Perhaps most beneficial for the visiting teachers will be their exposure to ASU’s world-class educational research and clinical faculty, including Nobel Prize winner Leland “Lee” H. Hartwell. Barsam calls the time that the Indians will spend with these distinguished faculty members “learning with the luminaries.”

For Khriesenuo “Christina” Solo, the most enjoyable part of the In-STEP project is building bridges between two communities of teachers who appear different on the surface, but have surprisingly many things in common.

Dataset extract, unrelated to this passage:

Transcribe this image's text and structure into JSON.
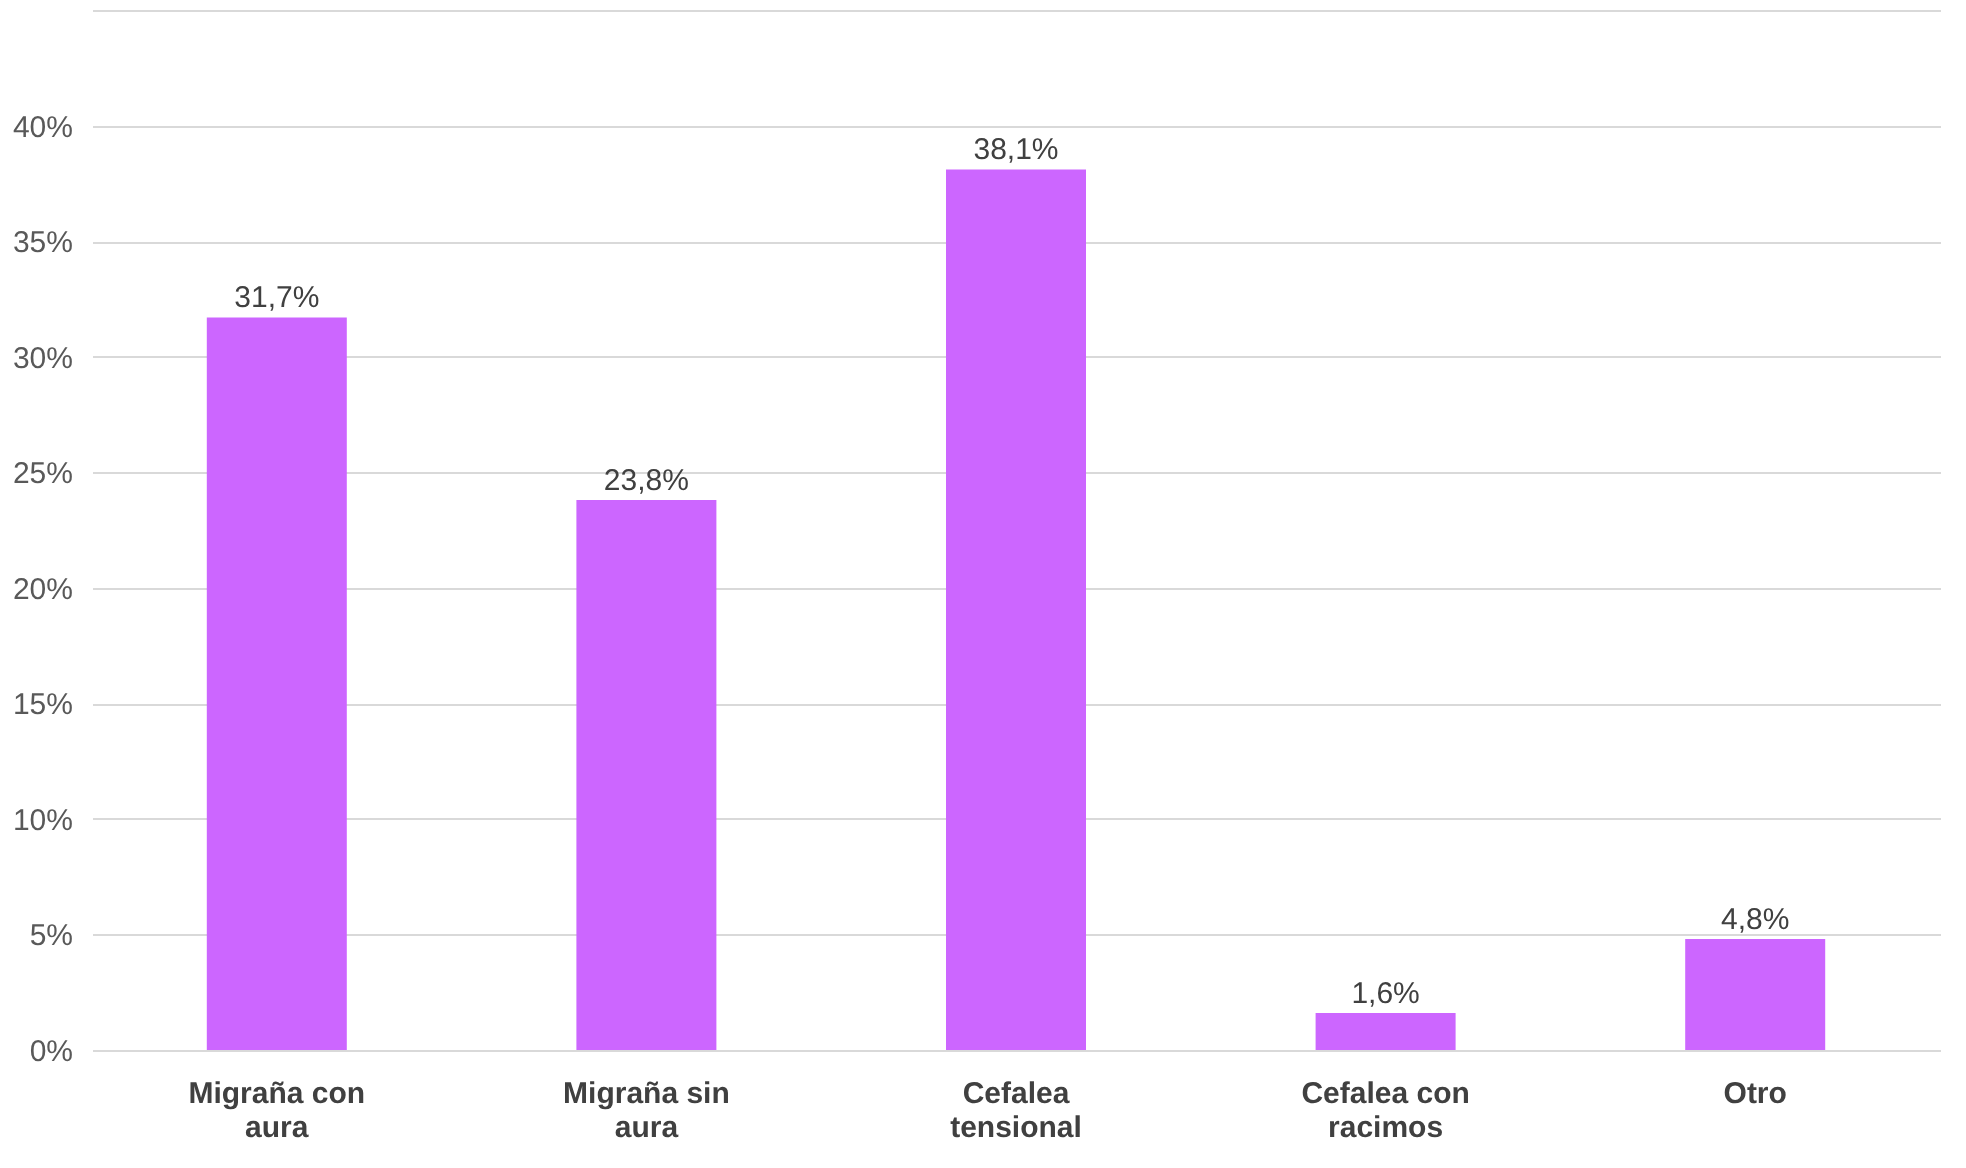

“I’m learning that I can be a change agent with a story to tell,” she said. “The sincerity, work ethic, generosity of spirit and nature of the American people are values that will be imprinted on my mind forever.

“I believe that if our teacher educators can practice even 50 percent of what we have been learning from the excellent faculty and staff here, the program will affect not only our cohort of 53 people, but be multiplied many times more.”

India’s MHRD plans to document the entire project at ASU in order to create a template the country can adapt and adopt to build capacity in its teacher educators. The ministry intends to identify promising, locally-viable practices that will help it develop a tested model for meeting its national goal of transforming school education.

Barsam said the teacher educators’ experience in Arizona will launch a lifelong quest to enhance their own teaching and that of India’s teaching workforce.

“Ultimately, the participants in In-STEP will become leaders of a renaissance in Indian education,” he said. “We fully expect them to generate a cascade of effects that will culminate, in time, in a stronger education for India’s millions of children.”